You get the idea … there are any number of ways that we follow Jesus. And, to do so immediately … here and now, in the world and time in which we live. What matters is that we follow Jesus in all of these different situations and circumstances precisely by trying to imitate him … by trying to treat others with the same regard, love and patience that he did … especially those who were overlooked, marginalized and condemned by society. This is at the heart of what it means to be a Christian person of faith: to try to live and treat others as Jesus did, embracing the values of inclusiveness, love, forgiveness, and healing that he radiated in his words, actions and life.

 

With this kind of discipleship in mind, can we as God’s people look ahead to the coming week and anticipate times, places and occasions where we might try to follow Jesus by treating others as we see Jesus treating people.
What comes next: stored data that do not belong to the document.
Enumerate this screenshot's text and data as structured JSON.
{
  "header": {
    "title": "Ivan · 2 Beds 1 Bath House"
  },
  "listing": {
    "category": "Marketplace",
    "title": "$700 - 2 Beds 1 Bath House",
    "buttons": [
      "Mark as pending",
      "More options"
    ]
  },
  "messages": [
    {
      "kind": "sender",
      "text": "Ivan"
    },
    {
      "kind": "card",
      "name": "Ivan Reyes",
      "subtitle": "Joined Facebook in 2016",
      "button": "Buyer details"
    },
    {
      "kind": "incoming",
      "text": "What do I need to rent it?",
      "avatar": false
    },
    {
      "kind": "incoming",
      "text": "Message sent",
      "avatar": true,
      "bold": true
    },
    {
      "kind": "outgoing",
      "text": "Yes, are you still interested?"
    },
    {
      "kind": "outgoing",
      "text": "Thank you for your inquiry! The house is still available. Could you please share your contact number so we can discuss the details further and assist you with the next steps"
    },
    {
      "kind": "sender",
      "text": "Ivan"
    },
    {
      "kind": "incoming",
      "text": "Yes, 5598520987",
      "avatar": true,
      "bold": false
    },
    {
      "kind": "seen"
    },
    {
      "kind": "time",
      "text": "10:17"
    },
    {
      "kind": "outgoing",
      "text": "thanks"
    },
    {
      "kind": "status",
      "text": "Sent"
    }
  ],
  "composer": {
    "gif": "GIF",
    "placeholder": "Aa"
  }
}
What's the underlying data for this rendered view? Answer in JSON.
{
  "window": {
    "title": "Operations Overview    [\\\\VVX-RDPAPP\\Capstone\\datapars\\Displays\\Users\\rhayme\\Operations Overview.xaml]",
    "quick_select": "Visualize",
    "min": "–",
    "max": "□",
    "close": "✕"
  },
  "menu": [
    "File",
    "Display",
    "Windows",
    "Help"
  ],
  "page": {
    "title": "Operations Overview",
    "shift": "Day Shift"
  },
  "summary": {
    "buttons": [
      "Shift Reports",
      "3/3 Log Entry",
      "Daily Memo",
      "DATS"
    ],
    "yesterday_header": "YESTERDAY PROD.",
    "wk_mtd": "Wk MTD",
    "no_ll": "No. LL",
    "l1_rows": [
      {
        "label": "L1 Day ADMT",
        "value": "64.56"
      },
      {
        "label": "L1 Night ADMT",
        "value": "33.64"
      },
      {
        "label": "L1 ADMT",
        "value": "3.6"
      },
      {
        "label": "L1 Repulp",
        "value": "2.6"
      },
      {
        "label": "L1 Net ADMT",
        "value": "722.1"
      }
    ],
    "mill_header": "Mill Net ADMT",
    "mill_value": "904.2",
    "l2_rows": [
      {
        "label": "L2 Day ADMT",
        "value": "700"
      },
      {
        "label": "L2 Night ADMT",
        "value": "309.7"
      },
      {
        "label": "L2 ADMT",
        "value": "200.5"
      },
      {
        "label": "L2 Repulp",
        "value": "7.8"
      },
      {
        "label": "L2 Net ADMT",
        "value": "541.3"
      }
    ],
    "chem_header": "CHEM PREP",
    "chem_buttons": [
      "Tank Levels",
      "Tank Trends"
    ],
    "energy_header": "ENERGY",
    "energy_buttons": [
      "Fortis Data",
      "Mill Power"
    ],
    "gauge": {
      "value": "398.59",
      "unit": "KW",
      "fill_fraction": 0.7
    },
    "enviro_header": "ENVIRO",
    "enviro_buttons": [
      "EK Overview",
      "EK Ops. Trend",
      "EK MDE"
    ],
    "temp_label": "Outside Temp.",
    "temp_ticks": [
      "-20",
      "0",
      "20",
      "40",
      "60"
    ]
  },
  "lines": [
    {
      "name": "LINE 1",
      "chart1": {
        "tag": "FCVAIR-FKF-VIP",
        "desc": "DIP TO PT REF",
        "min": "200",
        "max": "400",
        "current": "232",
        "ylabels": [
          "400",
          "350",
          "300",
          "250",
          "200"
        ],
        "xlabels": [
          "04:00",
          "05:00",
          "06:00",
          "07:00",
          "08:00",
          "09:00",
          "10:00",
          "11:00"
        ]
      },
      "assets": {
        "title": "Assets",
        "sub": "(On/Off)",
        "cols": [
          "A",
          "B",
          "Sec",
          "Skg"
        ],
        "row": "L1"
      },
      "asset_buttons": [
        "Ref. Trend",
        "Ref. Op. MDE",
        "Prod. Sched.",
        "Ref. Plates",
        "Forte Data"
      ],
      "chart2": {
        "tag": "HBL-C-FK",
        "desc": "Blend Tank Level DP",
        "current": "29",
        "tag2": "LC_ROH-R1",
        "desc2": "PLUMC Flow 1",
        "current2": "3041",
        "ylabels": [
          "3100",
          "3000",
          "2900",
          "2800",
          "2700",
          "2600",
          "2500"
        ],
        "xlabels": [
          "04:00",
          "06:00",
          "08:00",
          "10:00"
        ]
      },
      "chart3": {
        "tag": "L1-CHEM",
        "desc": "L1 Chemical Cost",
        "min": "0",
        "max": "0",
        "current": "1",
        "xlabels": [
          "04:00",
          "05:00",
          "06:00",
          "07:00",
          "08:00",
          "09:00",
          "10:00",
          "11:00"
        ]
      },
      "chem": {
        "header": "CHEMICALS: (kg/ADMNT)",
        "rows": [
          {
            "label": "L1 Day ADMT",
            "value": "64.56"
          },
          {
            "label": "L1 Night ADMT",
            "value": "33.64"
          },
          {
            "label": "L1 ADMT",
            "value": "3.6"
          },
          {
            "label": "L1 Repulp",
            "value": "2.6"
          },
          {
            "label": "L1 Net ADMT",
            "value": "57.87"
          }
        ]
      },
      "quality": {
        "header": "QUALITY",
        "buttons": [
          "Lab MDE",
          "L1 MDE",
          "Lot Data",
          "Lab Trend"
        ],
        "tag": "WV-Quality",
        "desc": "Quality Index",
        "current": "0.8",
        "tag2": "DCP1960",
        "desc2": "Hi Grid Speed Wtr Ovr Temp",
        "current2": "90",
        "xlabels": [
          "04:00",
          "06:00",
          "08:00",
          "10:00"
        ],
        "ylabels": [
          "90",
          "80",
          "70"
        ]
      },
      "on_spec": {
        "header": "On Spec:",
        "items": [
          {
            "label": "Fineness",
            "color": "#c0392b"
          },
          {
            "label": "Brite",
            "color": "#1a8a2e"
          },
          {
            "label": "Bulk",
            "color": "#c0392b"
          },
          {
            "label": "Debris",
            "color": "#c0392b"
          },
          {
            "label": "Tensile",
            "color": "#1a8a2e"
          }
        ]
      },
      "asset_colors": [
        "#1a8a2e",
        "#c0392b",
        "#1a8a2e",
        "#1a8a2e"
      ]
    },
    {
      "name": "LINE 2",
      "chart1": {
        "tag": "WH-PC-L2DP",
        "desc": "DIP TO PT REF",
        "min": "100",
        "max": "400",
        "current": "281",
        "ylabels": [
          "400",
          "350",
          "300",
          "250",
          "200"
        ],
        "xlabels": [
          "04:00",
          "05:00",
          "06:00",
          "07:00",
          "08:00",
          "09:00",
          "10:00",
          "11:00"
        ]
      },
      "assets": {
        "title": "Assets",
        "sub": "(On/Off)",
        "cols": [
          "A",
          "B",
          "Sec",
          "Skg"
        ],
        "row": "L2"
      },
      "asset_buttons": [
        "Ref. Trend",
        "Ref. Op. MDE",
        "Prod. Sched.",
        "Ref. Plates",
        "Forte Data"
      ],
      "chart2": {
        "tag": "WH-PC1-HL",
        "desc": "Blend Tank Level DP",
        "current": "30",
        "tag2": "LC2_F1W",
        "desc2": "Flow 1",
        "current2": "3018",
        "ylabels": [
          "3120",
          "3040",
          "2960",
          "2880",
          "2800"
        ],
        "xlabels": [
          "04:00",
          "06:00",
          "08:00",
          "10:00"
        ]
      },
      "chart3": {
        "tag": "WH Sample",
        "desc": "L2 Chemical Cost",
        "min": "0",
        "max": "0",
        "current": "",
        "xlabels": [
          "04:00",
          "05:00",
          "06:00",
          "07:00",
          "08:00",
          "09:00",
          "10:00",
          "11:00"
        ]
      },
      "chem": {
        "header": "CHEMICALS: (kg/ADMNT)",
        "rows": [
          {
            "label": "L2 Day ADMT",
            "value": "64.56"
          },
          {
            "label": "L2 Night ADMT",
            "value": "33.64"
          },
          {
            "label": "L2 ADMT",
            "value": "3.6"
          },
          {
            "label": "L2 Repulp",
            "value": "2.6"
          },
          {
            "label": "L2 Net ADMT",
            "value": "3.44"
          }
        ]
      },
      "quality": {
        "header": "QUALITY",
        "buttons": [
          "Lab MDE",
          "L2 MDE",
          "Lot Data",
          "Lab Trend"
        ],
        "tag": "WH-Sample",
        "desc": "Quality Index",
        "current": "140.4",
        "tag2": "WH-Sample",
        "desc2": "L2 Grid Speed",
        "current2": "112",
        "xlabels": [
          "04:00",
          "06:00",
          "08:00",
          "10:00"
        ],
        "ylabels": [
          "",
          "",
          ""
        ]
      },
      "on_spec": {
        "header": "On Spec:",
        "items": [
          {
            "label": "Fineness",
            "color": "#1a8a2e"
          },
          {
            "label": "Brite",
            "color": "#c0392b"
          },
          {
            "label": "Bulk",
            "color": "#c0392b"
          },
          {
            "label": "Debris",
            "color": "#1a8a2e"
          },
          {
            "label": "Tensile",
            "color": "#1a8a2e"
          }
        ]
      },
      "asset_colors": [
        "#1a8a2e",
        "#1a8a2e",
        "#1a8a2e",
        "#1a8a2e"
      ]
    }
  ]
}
That is, can we follow Jesus immediately, by responding to the needs of those in our family, our colleagues or co-workers, our friends, those we see out-and-about in our community? I believe that as we commit and try to do so, we will live into and benefit more fully from the identity into which Jesus calls us. The point isn’t about being “better disciples” but rather it’s about knowing and experiencing Jesus more deeply by following him.

 

In the closing passage of his monumental The Quest of the Historical Jesus, Albert Schweitzer … theologian, doctor, Bach scholar … offers a similar insight that I think is still both poignant and relevant. Having concluded that separating the “real” or “historical” Jesus from the “Jesus of faith,” Schweitzer nevertheless discovers that we can come to know Jesus fully and authentically only by following Jesus. As he writes:

 

He comes to us as One unknown, without a name, as of old, by the lake-side, He came to those people who knew Him not. He speaks to us the same word: “Follow thou me!” and sets us to the tasks which He has to fulfill for our time. He commands. And to those who obey Him, whether they be wise or simple, He will reveal Himself in the toils, the conflicts, the sufferings which they shall pass through in His fellowship, and, as an ineffable mystery, they shall learn in their own experience Who He is.

 

Such is the promise we experience as we live into our call to follow Jesus … which will not just make a difference this week but might actually change someone’s life as they meet Jesus … perhaps for the very first time!